Partitioning devices is missing before version 1.2.


1.2版本之前缺少分区设备。

To create sub-devices partitioning an OpenCL device, call the function:

要创建分区OpenCL设备的子设备,请调用以下函数:

cl_int clCreateSubDevices(
    cl_device_id in_device,
    const cl_device_partition_property* properties,
    cl_uint num_devices,
    cl_device_id* out_devices,
    cl_uint* num_devices_ret);

clCreateSubDevices is missing before version 1.2.

clCreateSubDevices在版本1.2之前丢失。

  • in_device is the device to be partitioned.

  • in_device是要分区的设备。

  • properties specifies how in_device is to be partitioned, described by a partition name and its corresponding value. Each partition name is immediately followed by the corresponding desired value. The list is terminated with 0. The list of supported partitioning schemes is described in the Sub-device Partition table. Only one of the listed partitioning schemes can be specified in properties.

  • ​属性指定如何对in_device进行分区,由分区名称及其相应的值来描述。每个分区名称后面紧跟着相应的所需值。列表以0终止。子设备分区表中描述了支持的分区方案列表。只能在属性中指定列出的分区方案之一。

  • num_devices is the size of memory pointed to by out_devices specified as the number of cl_device_id entries.

  • num_devices是out_devices指向的内存大小,指定为cl_device_id条目的数量。

  • out_devices is the buffer where the OpenCL sub-devices will be returned. If out_devices is NULL, this argument is ignored. If out_devices is not NULLnum_devices must be greater than or equal to the number of sub-devices that device may be partitioned into according to the partitioning scheme specified in properties.

  • out_devices是将返回OpenCL子设备的缓冲区。如果out_devices为NULL,则忽略此参数。如果out_devices不为NULL,则num_devices必须大于或等于根据属性中指定的分区方案可以将设备分区为的子设备的数量。

  • num_devices_ret returns the number of sub-devices that device may be partitioned into according to the partitioning scheme specified in properties. If num_devices_ret is NULL, it is ignored.

  • num_devices_ret返回根据属性中指定的划分方案可以将设备划分为的子设备的数量。如果num_devices_ret为NULL,则忽略它。

clCreateSubDevices creates an array of sub-devices that each reference a non-intersecting set of compute units within in_device, according to the partition scheme given by properties. The output sub-devices may be used in every way that the root (or parent) device can be used, including creating contexts, building programs, further calls to clCreateSubDevices and creating command-queues. When a command-queue is created against a sub-device, the commands enqueued on the queue are executed only on the sub-device.
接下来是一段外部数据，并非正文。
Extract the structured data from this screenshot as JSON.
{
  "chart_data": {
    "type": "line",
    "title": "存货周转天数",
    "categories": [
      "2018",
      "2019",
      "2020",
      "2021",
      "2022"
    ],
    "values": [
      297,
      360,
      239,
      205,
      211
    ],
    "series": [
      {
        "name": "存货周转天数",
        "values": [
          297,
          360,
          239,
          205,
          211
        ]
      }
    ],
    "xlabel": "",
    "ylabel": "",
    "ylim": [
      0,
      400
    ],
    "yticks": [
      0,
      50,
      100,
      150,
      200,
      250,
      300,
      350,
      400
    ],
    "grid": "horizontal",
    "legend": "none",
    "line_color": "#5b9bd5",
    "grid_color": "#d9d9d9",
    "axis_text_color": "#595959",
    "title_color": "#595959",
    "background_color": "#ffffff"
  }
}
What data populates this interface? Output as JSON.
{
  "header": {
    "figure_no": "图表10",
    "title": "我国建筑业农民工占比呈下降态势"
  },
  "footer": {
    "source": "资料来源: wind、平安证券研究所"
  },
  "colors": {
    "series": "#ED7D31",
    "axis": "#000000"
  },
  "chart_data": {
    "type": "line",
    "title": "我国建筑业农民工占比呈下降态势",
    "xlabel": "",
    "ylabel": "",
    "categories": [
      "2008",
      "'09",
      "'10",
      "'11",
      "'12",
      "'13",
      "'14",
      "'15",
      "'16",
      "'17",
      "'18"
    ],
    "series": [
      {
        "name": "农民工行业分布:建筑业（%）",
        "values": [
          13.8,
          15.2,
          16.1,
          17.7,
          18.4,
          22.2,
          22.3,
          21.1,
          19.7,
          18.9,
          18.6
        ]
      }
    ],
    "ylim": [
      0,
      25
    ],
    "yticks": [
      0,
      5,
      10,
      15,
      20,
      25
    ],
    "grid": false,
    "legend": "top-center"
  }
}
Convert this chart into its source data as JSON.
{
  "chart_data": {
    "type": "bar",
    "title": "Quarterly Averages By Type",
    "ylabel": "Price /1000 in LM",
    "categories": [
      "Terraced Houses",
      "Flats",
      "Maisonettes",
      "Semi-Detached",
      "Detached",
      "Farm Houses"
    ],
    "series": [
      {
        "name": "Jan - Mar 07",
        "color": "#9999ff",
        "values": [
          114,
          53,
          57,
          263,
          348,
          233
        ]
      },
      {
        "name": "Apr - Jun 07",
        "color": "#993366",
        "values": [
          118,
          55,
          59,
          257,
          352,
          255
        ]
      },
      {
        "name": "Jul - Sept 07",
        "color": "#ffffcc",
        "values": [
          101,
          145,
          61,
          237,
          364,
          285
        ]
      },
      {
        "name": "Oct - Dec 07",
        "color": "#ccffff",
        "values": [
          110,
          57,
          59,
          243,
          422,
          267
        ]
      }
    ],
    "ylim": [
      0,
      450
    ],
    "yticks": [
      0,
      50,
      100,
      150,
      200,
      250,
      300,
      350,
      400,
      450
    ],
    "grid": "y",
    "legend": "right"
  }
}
clCreateSubDevices根据属性给出的分区方案,创建子设备阵列,每个子设备引用in_device内的一组不相交的计算单元。输出子设备可以以可以使用根(或父)设备的各种方式使用,包括创建上下文、构建程序、对clCreateSubDevices的进一步调用和创建命令队列。当针对子设备创建命令队列时,队列中排队的命令仅在子设备上执行。

Table 6. List of supported partition schemes by clCreateSubDevices
表6 clCreateSubDevices支持的分区方案列表

Partition Property

分区属性

Partition Value

分区值

Description

描述

CL_DEVICE_PARTITION_EQUALLY

missing before version 1.2.

cl_uint

Split the aggregate device into as many smaller aggregate devices as can be created, each containing n compute units. The value n is passed as the value accompanying this property. If n does not divide evenly into CL_DEVICE_MAX_COMPUTE_UNITS, then the remaining compute units are not used.

​将聚合设备拆分为尽可能多的较小聚合设备,每个设备包含n个计算单元。值n作为此属性附带的值传递。如果n未平均划分为CL_DEVICE_MAX_COMPUTE_UNITS,则不使用剩余的计算单位。

CL_DEVICE_PARTITION_BY_COUNTS

missing before version 1.2.

cl_uint

This property is followed by a list of compute unit counts terminated with 0 or CL_DEVICE_PARTITION_BY_COUNTS_LIST_END. For each non-zero count m in the list, a sub-device is created with m compute units in it.


此属性后面是以0或CL_DEVICE_PARTITION_BY_COUNTS_LIST_END结尾的计算单元计数列表。对于列表中的每个非零计数m,将创建一个子设备,其中包含m个计算单元。

The number of non-zero count entries in the list may not exceed CL_DEVICE_PARTITION_MAX_SUB_DEVICES.

列表中非零计数条目的数量不能超过CL_DEVICE_PARTITION_MAX_SUB_DEVICES。

The total number of compute units specified may not exceed CL_DEVICE_MAX_COMPUTE_UNITS.

​指定的计算单元总数不能超过CL_DEVICE_MAX_COMPUTE_UNITS。

CL_DEVICE_PARTITION_BY_AFFINITY_DOMAIN

missing before version 1.2.

cl_device_affinity_domain

Split the device into smaller aggregate devices containing one or more compute units that all share part of a cache hierarchy. The value accompanying this property may be drawn from the following list:

将设备拆分为包含一个或多个计算单元的较小聚合设备,这些计算单元共享缓存层次结构的一部分。此属性附带的值可以从以下列表中提取:

CL_DEVICE_AFFINITY_DOMAIN_NUMA - Split the device into sub-devices comprised of compute units that share a NUMA node.

CL_DEVICE_AFFINITY_DOMAIN_NUMA-将设备拆分为由共享NUMA节点的计算单元组成的子设备。

CL_DEVICE_AFFINITY_DOMAIN_L4_CACHE - Split the device into sub-devices comprised of compute units that share a level 4 data cache.

CL_DEVICE_AFFINITY_DOMAIN_L4_CACHE-将设备拆分为由共享4级数据缓存的计算单元组成的子设备。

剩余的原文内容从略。